The Buckland case considered whether it was possible for the employer to cure the breach and this links directly back to the notion of having a grievance procedure. It might be argued, what is the point of an employer following a grievance procedure if, despite its best endeavours, there is no prospect of legally curing the breach?
Buckland considered both the issue of curing the breach and also whether the range of reasonable responses test was relevant in this situation. The Court concluded that if an employer behaves in a manner which amounts to a fundamental or repudiatory breach of an employee’s contract then a breach of contract has taken place. There is no need to assess the employer’s behaviour by reference to a “range of reasonable responses”.
An example was given of a failure to pay wages by the employer. Such a failure on the part of the employer is almost always a fundamental breach of contract. It is possible for there to be a perfectly reasonable explanation for it that was totally outside the employer’s control. For instance, this could be caused by the default of a major customer in paying what was owed such that the employer’s failure to pay wages was then reasonable.
However, constructive dismissal is a contractual issue and in that example, the failure to pay wages is still a fundamental breach of contract and the reasonableness of the explanation for the breach is irrelevant. The Court said very clearly that to hold otherwise would be to “drive a coach and four” through the law of contract.
Whilst in that example, technically, it would be possible to cure the breach by paying the sum due, if the employer does not have the funds to do so then it is not going to attempt to cure the breach but as a matter of legal principle it is not able to do so in any event.
So in that situation is there really any point in going through a grievance procedure? The answer appears to show the stark contrast between the law of contract and the real life of dealing with people and trying to handle their emotions.
On one level the case is saying “treat your employees badly and you must be ready to accept consequences”. However, the ACAS Code of Practice on Grievances is saying that you can put that to one side and hopefully try and persuade the employee to change their mind.

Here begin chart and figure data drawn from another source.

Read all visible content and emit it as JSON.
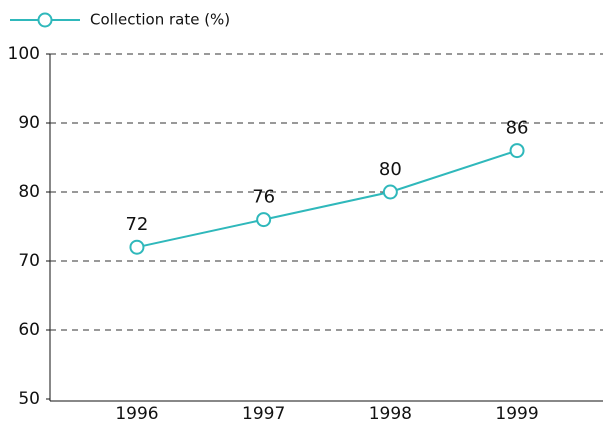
{
  "chart_data": {
    "type": "line",
    "categories": [
      "1996",
      "1997",
      "1998",
      "1999"
    ],
    "series": [
      {
        "name": "Collection rate (%)",
        "color": "#2fb8bb",
        "values": [
          72,
          76,
          80,
          86
        ]
      }
    ],
    "ylim": [
      50,
      100
    ],
    "yticks": [
      50,
      60,
      70,
      80,
      90,
      100
    ],
    "grid": true,
    "legend": "top-left"
  }
}
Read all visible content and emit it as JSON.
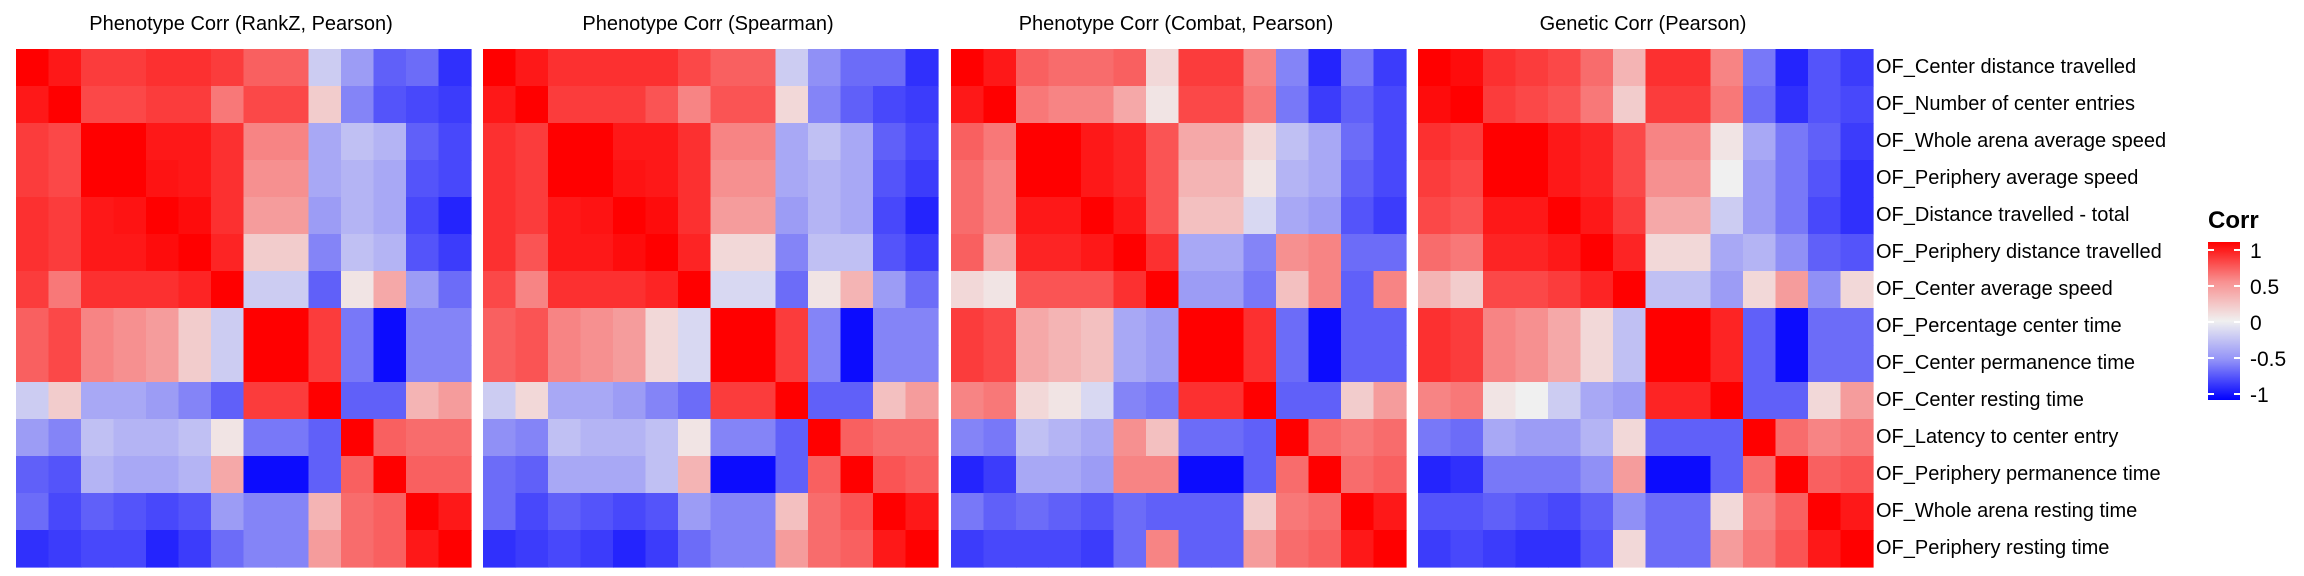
{
  "chart_data": {
    "type": "heatmap",
    "panel_titles": [
      "Phenotype Corr (RankZ, Pearson)",
      "Phenotype Corr (Spearman)",
      "Phenotype Corr (Combat, Pearson)",
      "Genetic Corr  (Pearson)"
    ],
    "row_labels": [
      "OF_Center distance travelled",
      "OF_Number of center entries",
      "OF_Whole arena average speed",
      "OF_Periphery average speed",
      "OF_Distance travelled - total",
      "OF_Periphery distance travelled",
      "OF_Center average speed",
      "OF_Percentage center time",
      "OF_Center permanence time",
      "OF_Center resting time",
      "OF_Latency to center entry",
      "OF_Periphery permanence time",
      "OF_Whole arena resting time",
      "OF_Periphery resting time"
    ],
    "legend": {
      "title": "Corr",
      "ticks": [
        "1",
        "0.5",
        "0",
        "-0.5",
        "-1"
      ],
      "tick_values": [
        1,
        0.5,
        0,
        -0.5,
        -1
      ],
      "colors": {
        "high": "#ff0000",
        "mid": "#f0f0f0",
        "low": "#0000ff"
      }
    },
    "panels": [
      {
        "title": "Phenotype Corr (RankZ, Pearson)",
        "matrix": [
          [
            1,
            0.9,
            0.75,
            0.75,
            0.8,
            0.8,
            0.75,
            0.6,
            0.6,
            -0.15,
            -0.35,
            -0.6,
            -0.55,
            -0.8
          ],
          [
            0.9,
            1,
            0.7,
            0.7,
            0.75,
            0.75,
            0.5,
            0.7,
            0.7,
            0.15,
            -0.45,
            -0.65,
            -0.7,
            -0.75
          ],
          [
            0.75,
            0.7,
            1,
            1,
            0.9,
            0.9,
            0.8,
            0.45,
            0.45,
            -0.3,
            -0.2,
            -0.25,
            -0.6,
            -0.7
          ],
          [
            0.75,
            0.7,
            1,
            1,
            0.92,
            0.9,
            0.8,
            0.4,
            0.4,
            -0.3,
            -0.25,
            -0.3,
            -0.65,
            -0.7
          ],
          [
            0.8,
            0.75,
            0.9,
            0.92,
            1,
            0.95,
            0.8,
            0.35,
            0.35,
            -0.35,
            -0.25,
            -0.3,
            -0.7,
            -0.85
          ],
          [
            0.8,
            0.75,
            0.9,
            0.9,
            0.95,
            1,
            0.85,
            0.15,
            0.15,
            -0.45,
            -0.2,
            -0.25,
            -0.65,
            -0.75
          ],
          [
            0.75,
            0.5,
            0.8,
            0.8,
            0.8,
            0.85,
            1,
            -0.15,
            -0.15,
            -0.6,
            0.05,
            0.3,
            -0.35,
            -0.55
          ],
          [
            0.6,
            0.7,
            0.45,
            0.4,
            0.35,
            0.15,
            -0.15,
            1,
            1,
            0.75,
            -0.5,
            -0.95,
            -0.45,
            -0.45
          ],
          [
            0.6,
            0.7,
            0.45,
            0.4,
            0.35,
            0.15,
            -0.15,
            1,
            1,
            0.75,
            -0.5,
            -0.95,
            -0.45,
            -0.45
          ],
          [
            -0.15,
            0.15,
            -0.3,
            -0.3,
            -0.35,
            -0.45,
            -0.6,
            0.75,
            0.75,
            1,
            -0.6,
            -0.6,
            0.25,
            0.35
          ],
          [
            -0.35,
            -0.45,
            -0.2,
            -0.25,
            -0.25,
            -0.2,
            0.05,
            -0.5,
            -0.5,
            -0.6,
            1,
            0.6,
            0.55,
            0.55
          ],
          [
            -0.6,
            -0.65,
            -0.25,
            -0.3,
            -0.3,
            -0.25,
            0.3,
            -0.95,
            -0.95,
            -0.6,
            0.6,
            1,
            0.6,
            0.6
          ],
          [
            -0.55,
            -0.7,
            -0.6,
            -0.65,
            -0.7,
            -0.65,
            -0.35,
            -0.45,
            -0.45,
            0.25,
            0.55,
            0.6,
            1,
            0.9
          ],
          [
            -0.8,
            -0.75,
            -0.7,
            -0.7,
            -0.85,
            -0.75,
            -0.55,
            -0.45,
            -0.45,
            0.35,
            0.55,
            0.6,
            0.9,
            1
          ]
        ]
      },
      {
        "title": "Phenotype Corr (Spearman)",
        "matrix": [
          [
            1,
            0.9,
            0.8,
            0.8,
            0.8,
            0.8,
            0.7,
            0.6,
            0.6,
            -0.15,
            -0.4,
            -0.55,
            -0.55,
            -0.8
          ],
          [
            0.9,
            1,
            0.75,
            0.75,
            0.75,
            0.65,
            0.45,
            0.65,
            0.65,
            0.1,
            -0.45,
            -0.6,
            -0.7,
            -0.75
          ],
          [
            0.8,
            0.75,
            1,
            1,
            0.9,
            0.9,
            0.8,
            0.45,
            0.45,
            -0.3,
            -0.2,
            -0.3,
            -0.6,
            -0.7
          ],
          [
            0.8,
            0.75,
            1,
            1,
            0.92,
            0.9,
            0.8,
            0.4,
            0.4,
            -0.3,
            -0.25,
            -0.3,
            -0.65,
            -0.75
          ],
          [
            0.8,
            0.75,
            0.9,
            0.92,
            1,
            0.95,
            0.8,
            0.35,
            0.35,
            -0.35,
            -0.25,
            -0.3,
            -0.7,
            -0.85
          ],
          [
            0.8,
            0.65,
            0.9,
            0.9,
            0.95,
            1,
            0.85,
            0.1,
            0.1,
            -0.45,
            -0.2,
            -0.2,
            -0.65,
            -0.75
          ],
          [
            0.7,
            0.45,
            0.8,
            0.8,
            0.8,
            0.85,
            1,
            -0.1,
            -0.1,
            -0.55,
            0.05,
            0.25,
            -0.35,
            -0.55
          ],
          [
            0.6,
            0.65,
            0.45,
            0.4,
            0.35,
            0.1,
            -0.1,
            1,
            1,
            0.75,
            -0.45,
            -0.95,
            -0.45,
            -0.45
          ],
          [
            0.6,
            0.65,
            0.45,
            0.4,
            0.35,
            0.1,
            -0.1,
            1,
            1,
            0.75,
            -0.45,
            -0.95,
            -0.45,
            -0.45
          ],
          [
            -0.15,
            0.1,
            -0.3,
            -0.3,
            -0.35,
            -0.45,
            -0.55,
            0.75,
            0.75,
            1,
            -0.6,
            -0.6,
            0.2,
            0.35
          ],
          [
            -0.4,
            -0.45,
            -0.2,
            -0.25,
            -0.25,
            -0.2,
            0.05,
            -0.45,
            -0.45,
            -0.6,
            1,
            0.6,
            0.55,
            0.55
          ],
          [
            -0.55,
            -0.6,
            -0.3,
            -0.3,
            -0.3,
            -0.2,
            0.25,
            -0.95,
            -0.95,
            -0.6,
            0.6,
            1,
            0.65,
            0.6
          ],
          [
            -0.55,
            -0.7,
            -0.6,
            -0.65,
            -0.7,
            -0.65,
            -0.35,
            -0.45,
            -0.45,
            0.2,
            0.55,
            0.65,
            1,
            0.9
          ],
          [
            -0.8,
            -0.75,
            -0.7,
            -0.75,
            -0.85,
            -0.75,
            -0.55,
            -0.45,
            -0.45,
            0.35,
            0.55,
            0.6,
            0.9,
            1
          ]
        ]
      },
      {
        "title": "Phenotype Corr (Combat, Pearson)",
        "matrix": [
          [
            1,
            0.9,
            0.6,
            0.55,
            0.55,
            0.6,
            0.1,
            0.75,
            0.75,
            0.45,
            -0.45,
            -0.85,
            -0.5,
            -0.75
          ],
          [
            0.9,
            1,
            0.5,
            0.45,
            0.45,
            0.3,
            0.05,
            0.7,
            0.7,
            0.5,
            -0.5,
            -0.75,
            -0.6,
            -0.7
          ],
          [
            0.6,
            0.5,
            1,
            1,
            0.9,
            0.85,
            0.65,
            0.3,
            0.3,
            0.1,
            -0.2,
            -0.3,
            -0.55,
            -0.7
          ],
          [
            0.55,
            0.45,
            1,
            1,
            0.9,
            0.85,
            0.65,
            0.25,
            0.25,
            0.05,
            -0.25,
            -0.3,
            -0.6,
            -0.7
          ],
          [
            0.55,
            0.45,
            0.9,
            0.9,
            1,
            0.9,
            0.65,
            0.2,
            0.2,
            -0.1,
            -0.3,
            -0.35,
            -0.65,
            -0.75
          ],
          [
            0.6,
            0.3,
            0.85,
            0.85,
            0.9,
            1,
            0.8,
            -0.3,
            -0.3,
            -0.45,
            0.4,
            0.45,
            -0.55,
            -0.55
          ],
          [
            0.1,
            0.05,
            0.65,
            0.65,
            0.65,
            0.8,
            1,
            -0.35,
            -0.35,
            -0.5,
            0.2,
            0.45,
            -0.6,
            0.45
          ],
          [
            0.75,
            0.7,
            0.3,
            0.25,
            0.2,
            -0.3,
            -0.35,
            1,
            1,
            0.8,
            -0.55,
            -0.95,
            -0.6,
            -0.6
          ],
          [
            0.75,
            0.7,
            0.3,
            0.25,
            0.2,
            -0.3,
            -0.35,
            1,
            1,
            0.8,
            -0.55,
            -0.95,
            -0.6,
            -0.6
          ],
          [
            0.45,
            0.5,
            0.1,
            0.05,
            -0.1,
            -0.45,
            -0.5,
            0.8,
            0.8,
            1,
            -0.6,
            -0.6,
            0.15,
            0.35
          ],
          [
            -0.45,
            -0.5,
            -0.2,
            -0.25,
            -0.3,
            0.4,
            0.2,
            -0.55,
            -0.55,
            -0.6,
            1,
            0.55,
            0.5,
            0.55
          ],
          [
            -0.85,
            -0.75,
            -0.3,
            -0.3,
            -0.35,
            0.45,
            0.45,
            -0.95,
            -0.95,
            -0.6,
            0.55,
            1,
            0.55,
            0.6
          ],
          [
            -0.5,
            -0.6,
            -0.55,
            -0.6,
            -0.65,
            -0.55,
            -0.6,
            -0.6,
            -0.6,
            0.15,
            0.5,
            0.55,
            1,
            0.9
          ],
          [
            -0.75,
            -0.7,
            -0.7,
            -0.7,
            -0.75,
            -0.55,
            0.45,
            -0.6,
            -0.6,
            0.35,
            0.55,
            0.6,
            0.9,
            1
          ]
        ]
      },
      {
        "title": "Genetic Corr  (Pearson)",
        "matrix": [
          [
            1,
            0.95,
            0.8,
            0.75,
            0.7,
            0.55,
            0.25,
            0.8,
            0.8,
            0.45,
            -0.5,
            -0.85,
            -0.65,
            -0.75
          ],
          [
            0.95,
            1,
            0.75,
            0.7,
            0.65,
            0.5,
            0.15,
            0.75,
            0.75,
            0.5,
            -0.55,
            -0.8,
            -0.65,
            -0.7
          ],
          [
            0.8,
            0.75,
            1,
            1,
            0.9,
            0.85,
            0.7,
            0.45,
            0.45,
            0.05,
            -0.3,
            -0.5,
            -0.6,
            -0.75
          ],
          [
            0.75,
            0.7,
            1,
            1,
            0.9,
            0.85,
            0.7,
            0.4,
            0.4,
            0.0,
            -0.35,
            -0.5,
            -0.65,
            -0.8
          ],
          [
            0.7,
            0.65,
            0.9,
            0.9,
            1,
            0.9,
            0.75,
            0.3,
            0.3,
            -0.15,
            -0.35,
            -0.5,
            -0.7,
            -0.8
          ],
          [
            0.55,
            0.5,
            0.85,
            0.85,
            0.9,
            1,
            0.85,
            0.1,
            0.1,
            -0.3,
            -0.25,
            -0.4,
            -0.6,
            -0.65
          ],
          [
            0.25,
            0.15,
            0.7,
            0.7,
            0.75,
            0.85,
            1,
            -0.2,
            -0.2,
            -0.35,
            0.1,
            0.35,
            -0.4,
            0.1
          ],
          [
            0.8,
            0.75,
            0.45,
            0.4,
            0.3,
            0.1,
            -0.2,
            1,
            1,
            0.85,
            -0.6,
            -0.95,
            -0.55,
            -0.55
          ],
          [
            0.8,
            0.75,
            0.45,
            0.4,
            0.3,
            0.1,
            -0.2,
            1,
            1,
            0.85,
            -0.6,
            -0.95,
            -0.55,
            -0.55
          ],
          [
            0.45,
            0.5,
            0.05,
            0.0,
            -0.15,
            -0.3,
            -0.35,
            0.85,
            0.85,
            1,
            -0.6,
            -0.6,
            0.1,
            0.35
          ],
          [
            -0.5,
            -0.55,
            -0.3,
            -0.35,
            -0.35,
            -0.25,
            0.1,
            -0.6,
            -0.6,
            -0.6,
            1,
            0.55,
            0.45,
            0.5
          ],
          [
            -0.85,
            -0.8,
            -0.5,
            -0.5,
            -0.5,
            -0.4,
            0.35,
            -0.95,
            -0.95,
            -0.6,
            0.55,
            1,
            0.6,
            0.65
          ],
          [
            -0.65,
            -0.65,
            -0.6,
            -0.65,
            -0.7,
            -0.6,
            -0.4,
            -0.55,
            -0.55,
            0.1,
            0.45,
            0.6,
            1,
            0.9
          ],
          [
            -0.75,
            -0.7,
            -0.75,
            -0.8,
            -0.8,
            -0.65,
            0.1,
            -0.55,
            -0.55,
            0.35,
            0.5,
            0.65,
            0.9,
            1
          ]
        ]
      }
    ]
  }
}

In Mr Buckland’s case, he followed the internal grievance procedure and the grievance was upheld in all respects. The University argued that because it had upheld it then the breach was completely cured. Mr Buckland argued that it could never be cured and the Court agreed with him.
It seems odd then that we have a situation where employees who have made their minds up to resign after a particular set of circumstances and whose minds will not be changed whatever happens, must still have the employer go through this process.
This may provide food for thought for employers about to embark on a grievance process. Perhaps it might be sensible to have employees sign a clear statement of their objectives at the outset saying what they really want to achieve through this process. Or are they just going through the motions to avoid a 25 per cent discount in the tribunal?